Выбрать главу

Однако успех британского имперского патриотизма был в решающей степени обеспечен английской этнической идентичностью и английским национализмом. Институциональное ядро империи составляла Британия как национальное государство, а ценностно-культурное и этническое ядро – англичане (британцы).

Национальное государство и национальная идентичность в качестве ядра колониальной империи, английский национализм в его расширенной британской версии – вот два из трех главных условий успешного конструирования многослойной британской идентичности и имперского патриотизма. Третье условие – прямая материальная выгода для англичан от существования империи. Никакие новые ревизионистские трактовки природы Британской империи не смогли опровергнуть этого фундаментального факта.

В Российской империи не существовало ни одной из этих предпосылок. Российская империя была континентальной, а не морской и выделение в ней институционального ядра-метрополии было попросту невозможно.

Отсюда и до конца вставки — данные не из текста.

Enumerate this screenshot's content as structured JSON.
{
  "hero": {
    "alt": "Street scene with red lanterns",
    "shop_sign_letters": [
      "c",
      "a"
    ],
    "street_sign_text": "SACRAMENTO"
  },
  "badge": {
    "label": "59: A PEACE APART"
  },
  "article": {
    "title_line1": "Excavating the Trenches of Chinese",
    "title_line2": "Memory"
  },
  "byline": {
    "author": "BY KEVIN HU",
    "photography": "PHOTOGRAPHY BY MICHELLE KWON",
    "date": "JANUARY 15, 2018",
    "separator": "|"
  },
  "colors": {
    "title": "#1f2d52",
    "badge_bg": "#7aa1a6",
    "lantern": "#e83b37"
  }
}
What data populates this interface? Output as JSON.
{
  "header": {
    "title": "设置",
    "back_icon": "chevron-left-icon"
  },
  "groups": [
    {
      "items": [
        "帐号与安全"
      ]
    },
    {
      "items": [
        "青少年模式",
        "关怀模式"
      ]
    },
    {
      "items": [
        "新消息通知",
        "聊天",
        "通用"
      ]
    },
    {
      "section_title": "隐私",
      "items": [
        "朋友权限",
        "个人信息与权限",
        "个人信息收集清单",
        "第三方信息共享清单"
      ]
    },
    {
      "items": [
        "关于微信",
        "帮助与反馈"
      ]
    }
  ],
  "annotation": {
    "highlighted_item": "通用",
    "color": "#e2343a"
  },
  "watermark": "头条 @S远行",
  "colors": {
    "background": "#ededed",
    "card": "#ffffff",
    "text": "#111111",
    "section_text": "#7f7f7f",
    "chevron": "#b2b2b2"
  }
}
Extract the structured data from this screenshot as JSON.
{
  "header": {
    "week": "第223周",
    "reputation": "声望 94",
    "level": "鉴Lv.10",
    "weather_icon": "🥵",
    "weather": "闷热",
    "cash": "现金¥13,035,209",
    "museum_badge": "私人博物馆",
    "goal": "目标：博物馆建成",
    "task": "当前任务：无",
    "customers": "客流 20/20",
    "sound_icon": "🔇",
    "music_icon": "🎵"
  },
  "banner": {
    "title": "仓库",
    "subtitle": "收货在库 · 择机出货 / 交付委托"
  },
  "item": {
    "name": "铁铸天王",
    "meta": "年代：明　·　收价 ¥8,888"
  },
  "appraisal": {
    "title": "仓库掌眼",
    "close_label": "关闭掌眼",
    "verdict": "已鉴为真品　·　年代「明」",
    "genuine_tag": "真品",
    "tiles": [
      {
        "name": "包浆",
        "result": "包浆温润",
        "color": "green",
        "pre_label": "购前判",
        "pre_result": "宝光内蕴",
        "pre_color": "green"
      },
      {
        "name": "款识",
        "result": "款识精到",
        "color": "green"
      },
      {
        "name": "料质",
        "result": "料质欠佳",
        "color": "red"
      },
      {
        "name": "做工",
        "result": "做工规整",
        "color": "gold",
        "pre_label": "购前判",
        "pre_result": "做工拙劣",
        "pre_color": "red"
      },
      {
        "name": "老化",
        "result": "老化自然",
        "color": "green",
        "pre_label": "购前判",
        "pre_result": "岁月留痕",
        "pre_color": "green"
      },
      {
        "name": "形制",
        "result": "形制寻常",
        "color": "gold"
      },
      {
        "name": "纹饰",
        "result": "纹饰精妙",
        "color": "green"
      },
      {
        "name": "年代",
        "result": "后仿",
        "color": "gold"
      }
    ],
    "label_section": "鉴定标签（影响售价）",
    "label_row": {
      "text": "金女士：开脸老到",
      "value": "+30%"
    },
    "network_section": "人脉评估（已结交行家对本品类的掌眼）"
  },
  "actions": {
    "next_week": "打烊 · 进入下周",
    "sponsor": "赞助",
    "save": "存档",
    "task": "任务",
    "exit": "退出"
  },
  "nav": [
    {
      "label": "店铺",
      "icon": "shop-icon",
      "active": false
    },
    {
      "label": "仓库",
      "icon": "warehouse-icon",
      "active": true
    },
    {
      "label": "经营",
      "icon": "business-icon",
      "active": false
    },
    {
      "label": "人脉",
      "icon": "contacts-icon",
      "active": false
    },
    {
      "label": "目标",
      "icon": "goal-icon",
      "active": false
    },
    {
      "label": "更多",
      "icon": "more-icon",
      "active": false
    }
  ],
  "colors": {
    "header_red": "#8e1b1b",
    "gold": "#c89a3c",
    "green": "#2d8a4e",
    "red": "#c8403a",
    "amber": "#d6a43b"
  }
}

Для подавляющего большинства простых русских расширение империи, чем дальше, тем заметнее оборачивалось новым бременем и тяготами, а не выгодами. Наконец, не только русский национализм, но даже артикулирование русской этничности потенциально подрывали устои континентальной полиэтничной политии. В отличие от Британской, в Российской империи этническая идентичность номинального имперского народа – русских – не только не совпадала с имперской, но и находилась в постоянном остром конфликте с нею. «Основная масса русского народа при всем почитании монарха была далека от согласия и примирения с системой, базирующейся на крепостном праве, подушной подати и рекрутчине»[148]. Русский народный утопический идеал был абсолютно противоположен империи. Взыскивавший грядущего «царства любви и истины» радикальный народный утопизм вел к радикальному же разрушению существовавшего порядка.

Здесь стоит специально указать на два пункта, принципиально важных для понимания социальной динамики в имперской России. Первый: у массового русского антигосударственного протеста имелось мощное религиозно-мифологическое ядро, составлявшее ключевой элемент досоветской русской идентичности. И потенциальный успех любой политической силы в имперской России в решающей степени зависел от способности расщепить это ядро, высвободив таившиеся в нем энергии. Второй: в более широком плане можно предположить, что корни любых форм и проявлений русских антигосударственных выступлений, в конечном счете, восходят к русской этничности, хотя на внешнем, феноменологическом уровне эти связи не всегда прослеживаются.

Продолжая ряд принципиальных расхождений между элитой и народом, отмечу, что они даже жили в разном времени и пространстве. Достаточно сравнить циклическое время и локальное, замкнутое пространство крестьянской общины с линейным временем и большим, разомкнутым пространством европеизированной элиты.

Размежевание народа и элиты усугублялось той культурной картиной мира, которую сфабриковали и разделяли русские образованные слои. Как известно, славянофилы резервировали право называться народом только за крестьянством. Из понятия «народ» исключалась не только вестернизированная элита, в моральной и культурной коррумпированности западным образом жизни подозревались городские слои населения in toto. В этом смысле славянофильская интерпретация народности, питавшаяся концепцией Volkish немецких романтиков, оказалась гораздо радикальнее, чем у немецких учителей: те никогда не исключали образованные слои немцев из германского народа. Причем славянофилы не были исключением. Понятие «народности» знаменитой уваровской триады включало «верноподданный» русский народ, но исключало оппозиционно настроенное в отношении монархии дворянство.

С подачи славянофилов крестьянство стало представляться квинтэссенцией русскости. В национальном литературоцентричном дискурсе эта позиция окончательно возобладала усилиями великой русской литературы, в которой со второй половины 40-х годов XIX в. важное место заняли фигуры олицетворявших «народ» крестьянина и «маленького человека», противопоставленных вестернизированной элите[149]. 

В русских радикальных политических кругах «исключающая» концепция нации (в основе которой лежало культурное размежевание) была совмещена с восходящей к временам революционного террора во Франции конца XVIII в. тенденцией исключения из нации политических оппонентов. Вследствие этого в последующих социальных и политических практиках победившего большевизма человек элитарной (читай: западной) культуры с высокой вероятностью оказывался потенциально нелояльным «власти трудящихся».